One more thing ... don't have a DNA test performed in the morning and the results announced that afternoon. DNA test results require an absolute minimum of ten days, but two weeks is more likely.

What is the future of identification?

Genetic fingerprinting—when the entire genetic sequence, rather than only a part of it, is used —is probably as good as it gets, though the techniques of genetic fingerprinting and of interpreting the tests will certainly be improved in the future. At present, the tests involve several complicated chemical steps, and the resultant printout resembles a bar-code of the type used in grocery stores to scan prices, except that it is far more complicated and far more colorful.

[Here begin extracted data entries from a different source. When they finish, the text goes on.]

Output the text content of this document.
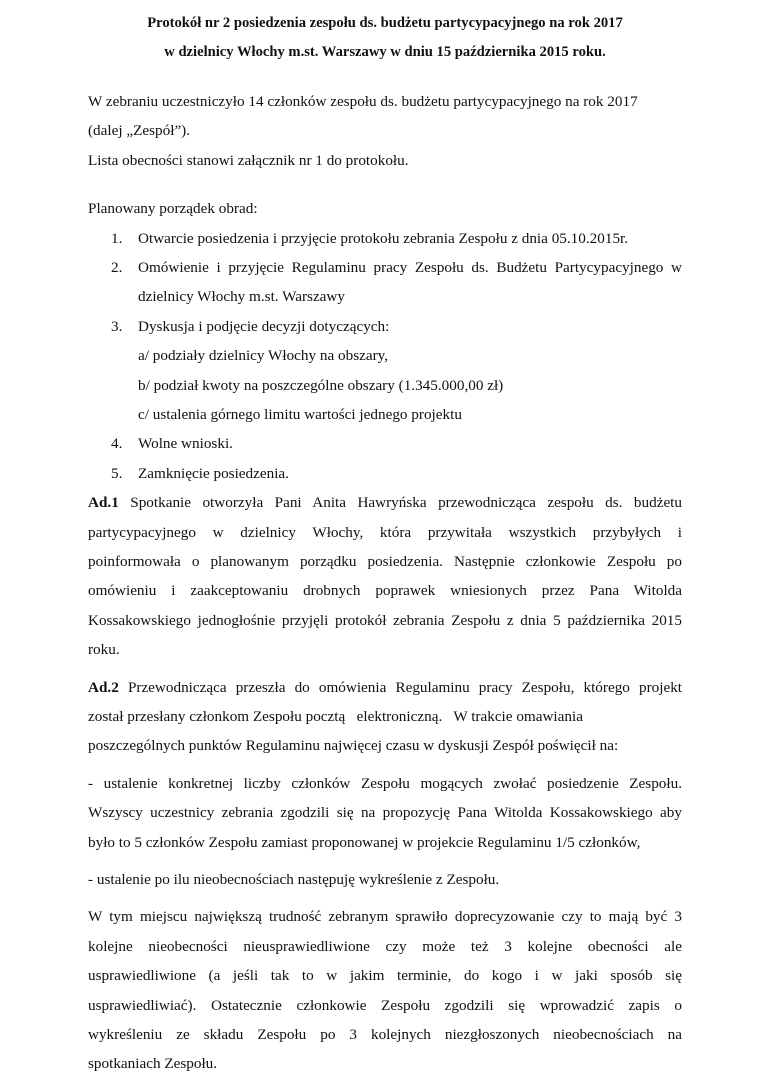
Protokół nr 2 posiedzenia zespołu ds. budżetu partycypacyjnego na rok 2017

w dzielnicy Włochy m.st. Warszawy w dniu 15 października 2015 roku.

W zebraniu uczestniczyło 14 członków zespołu ds. budżetu partycypacyjnego na rok 2017
(dalej „Zespół”).
Lista obecności stanowi załącznik nr 1 do protokołu.
Planowany porządek obrad:
1. Otwarcie posiedzenia i przyjęcie protokołu zebrania Zespołu z dnia 05.10.2015r.
2. Omówienie i przyjęcie Regulaminu pracy Zespołu ds. Budżetu Partycypacyjnego w
dzielnicy Włochy m.st. Warszawy
3. Dyskusja i podjęcie decyzji dotyczących:
a/ podziały dzielnicy Włochy na obszary,
b/ podział kwoty na poszczególne obszary (1.345.000,00 zł)
c/ ustalenia górnego limitu wartości jednego projektu
4. Wolne wnioski.
5. Zamknięcie posiedzenia.
Ad.1 Spotkanie otworzyła Pani Anita Hawryńska przewodnicząca zespołu ds. budżetu
partycypacyjnego w dzielnicy Włochy, która przywitała wszystkich przybyłych i
poinformowała o planowanym porządku posiedzenia. Następnie członkowie Zespołu po
omówieniu i zaakceptowaniu drobnych poprawek wniesionych przez Pana Witolda
Kossakowskiego jednogłośnie przyjęli protokół zebrania Zespołu z dnia 5 października 2015
roku.
Ad.2 Przewodnicząca przeszła do omówienia Regulaminu pracy Zespołu, którego projekt
został przesłany członkom Zespołu pocztą   elektroniczną.   W trakcie omawiania
poszczególnych punktów Regulaminu najwięcej czasu w dyskusji Zespół poświęcił na:
- ustalenie konkretnej liczby członków Zespołu mogących zwołać posiedzenie Zespołu.
Wszyscy uczestnicy zebrania zgodzili się na propozycję Pana Witolda Kossakowskiego aby
było to 5 członków Zespołu zamiast proponowanej w projekcie Regulaminu 1/5 członków,
- ustalenie po ilu nieobecnościach następuję wykreślenie z Zespołu.
usprawiedliwiać). Ostatecznie członkowie Zespołu zgodzili się wprowadzić zapis o
wykreśleniu ze składu Zespołu po 3 kolejnych niezgłoszonych nieobecnościach na
spotkaniach Zespołu.
W tym miejscu największą trudność zebranym sprawiło doprecyzowanie czy to mają być 3
kolejne nieobecności nieusprawiedliwione czy może też 3 kolejne obecności ale
usprawiedliwione (a jeśli tak to w jakim terminie, do kogo i w jaki sposób się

Scientists in several parts of the world are involved in a project called gene-mapping. They hope that by the time the project is completed, around the turn of the century, they will know what every gene on every chromosome controls. Frequently the papers announce new discoveries related to this mapping; within the time I have been working on this book I've read about the discovery of the location of genes that relate to several different kinds of cancer and of genes that may control the onset of Alzheimer's disease, and of course it was the gene-mapping project that located the Marfan's syndrome gene. Once this project is complete, DNA fingerprinting will be able not only to identify a person, but also perhaps to determine what illnesses that person is likely to have in his/her lifetime and maybe even what his probable appearance, intelligence and talents are.